Après que Wired a contacté les équipes de Grok et X, les contenus repérés ont été supprimés. Les liens partagés sur X ont été retirés pour violation du règlement. Le schéma se répète à chacune des enquêtes journalistiques : le contenu disparaît quand quelqu'un le signale, puis réapparaît dès que personne ne regarde.
Les promesses de Musk
Elon Musk avait été sans équivoque. Quiconque utilise Grok pour fabriquer du contenu illégal sera traité comme s'il avait mis ce contenu en ligne lui-même. Sur X, la politique officielle brandit une tolérance zéro contre l'exploitation sexuelle des mineurs.

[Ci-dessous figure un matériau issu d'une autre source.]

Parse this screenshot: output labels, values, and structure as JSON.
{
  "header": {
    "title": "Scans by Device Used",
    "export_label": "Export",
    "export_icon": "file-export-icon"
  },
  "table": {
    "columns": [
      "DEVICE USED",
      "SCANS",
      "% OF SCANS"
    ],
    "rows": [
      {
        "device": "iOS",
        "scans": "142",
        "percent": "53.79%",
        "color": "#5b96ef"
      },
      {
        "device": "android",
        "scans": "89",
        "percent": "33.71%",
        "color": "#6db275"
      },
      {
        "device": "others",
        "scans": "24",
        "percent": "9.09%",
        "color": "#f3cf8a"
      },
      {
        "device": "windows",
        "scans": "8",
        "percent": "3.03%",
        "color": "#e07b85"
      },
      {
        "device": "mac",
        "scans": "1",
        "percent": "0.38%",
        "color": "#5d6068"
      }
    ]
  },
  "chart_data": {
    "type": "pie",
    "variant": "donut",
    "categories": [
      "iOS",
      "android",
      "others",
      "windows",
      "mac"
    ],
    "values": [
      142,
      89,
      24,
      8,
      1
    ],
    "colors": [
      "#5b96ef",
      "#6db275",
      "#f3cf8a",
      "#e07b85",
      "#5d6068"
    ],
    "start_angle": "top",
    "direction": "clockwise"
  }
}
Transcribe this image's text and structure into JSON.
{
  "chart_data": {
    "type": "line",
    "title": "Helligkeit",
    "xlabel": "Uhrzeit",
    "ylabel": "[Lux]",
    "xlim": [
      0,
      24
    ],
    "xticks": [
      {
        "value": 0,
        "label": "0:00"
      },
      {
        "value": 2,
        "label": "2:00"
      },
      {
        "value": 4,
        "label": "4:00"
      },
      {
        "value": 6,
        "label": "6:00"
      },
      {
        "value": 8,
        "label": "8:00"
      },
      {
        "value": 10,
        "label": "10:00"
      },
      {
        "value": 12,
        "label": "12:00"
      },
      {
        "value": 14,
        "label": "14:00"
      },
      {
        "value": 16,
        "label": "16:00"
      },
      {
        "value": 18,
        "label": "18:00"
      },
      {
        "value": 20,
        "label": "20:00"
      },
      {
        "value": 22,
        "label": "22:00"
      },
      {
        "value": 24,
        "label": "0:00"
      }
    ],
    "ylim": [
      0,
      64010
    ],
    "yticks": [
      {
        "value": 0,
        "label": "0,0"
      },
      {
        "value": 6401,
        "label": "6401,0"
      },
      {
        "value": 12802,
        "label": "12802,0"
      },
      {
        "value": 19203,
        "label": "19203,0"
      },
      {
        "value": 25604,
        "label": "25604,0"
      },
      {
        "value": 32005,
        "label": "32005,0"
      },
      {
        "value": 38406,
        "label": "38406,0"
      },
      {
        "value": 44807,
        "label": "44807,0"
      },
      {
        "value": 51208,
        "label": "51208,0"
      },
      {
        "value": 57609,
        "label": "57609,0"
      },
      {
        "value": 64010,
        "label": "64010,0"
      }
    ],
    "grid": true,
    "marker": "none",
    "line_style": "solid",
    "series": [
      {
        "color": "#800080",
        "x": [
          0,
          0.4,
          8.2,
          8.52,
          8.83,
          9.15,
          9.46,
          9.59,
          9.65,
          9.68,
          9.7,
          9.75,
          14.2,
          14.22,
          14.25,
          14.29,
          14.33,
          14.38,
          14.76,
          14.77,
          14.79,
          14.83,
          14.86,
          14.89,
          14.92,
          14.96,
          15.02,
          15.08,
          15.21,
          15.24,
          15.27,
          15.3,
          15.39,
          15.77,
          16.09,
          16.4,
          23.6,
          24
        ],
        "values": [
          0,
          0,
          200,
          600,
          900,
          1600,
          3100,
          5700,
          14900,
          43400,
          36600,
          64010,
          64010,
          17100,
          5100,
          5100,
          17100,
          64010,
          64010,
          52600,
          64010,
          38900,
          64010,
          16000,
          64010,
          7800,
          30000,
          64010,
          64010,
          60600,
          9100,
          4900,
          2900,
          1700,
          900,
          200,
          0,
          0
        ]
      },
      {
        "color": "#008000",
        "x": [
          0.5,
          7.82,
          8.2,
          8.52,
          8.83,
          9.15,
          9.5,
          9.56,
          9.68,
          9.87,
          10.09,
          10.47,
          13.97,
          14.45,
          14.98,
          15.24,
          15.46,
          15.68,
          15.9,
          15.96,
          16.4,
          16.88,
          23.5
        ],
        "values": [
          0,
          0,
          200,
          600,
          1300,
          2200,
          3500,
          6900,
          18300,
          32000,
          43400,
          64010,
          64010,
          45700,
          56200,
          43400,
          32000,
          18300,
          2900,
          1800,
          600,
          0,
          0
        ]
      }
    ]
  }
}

Six mois plus tard, Wired retrouve des deepfakes de femmes célèbres hébergés sur grok.com. Henry Ajder, qui suit la production de deepfakes en ligne depuis bientôt dix ans, estime que les efforts de Grok et X n'arrivent même pas au niveau de ce que proposent les autres outils grand public en matière de filtrage.
Des améliorations insuffisantes
Des changements ont été constatés depuis janvier :
- La création d'images de personnes nues est devenue plus difficile
- Le volume de ce type de contenu sur X a diminué
- Des utilisateurs de forums spécialisés se sont plaints d'une modération plus forte
Cependant, les restrictions ne suffisent pas à empêcher la production de deepfakes à caractère sexuel. SpaceX a mobilisé des moyens considérables pour son entrée en Bourse en juin. La modération de Grok n'a visiblement pas reçu le même traitement.
Les pressions réglementaires s'accumulent
La Commission européenne a ouvert une enquête en janvier. Les procureurs généraux de 35 États américains ont exigé des mesures correctives. Trois jeunes Américaines ont lancé une action collective en mars. Une enquête est aussi en cours en France.
Ces actions reflètent une prise de conscience croissante : les promesses technologiques ne suffisent pas sans application rigoureuse.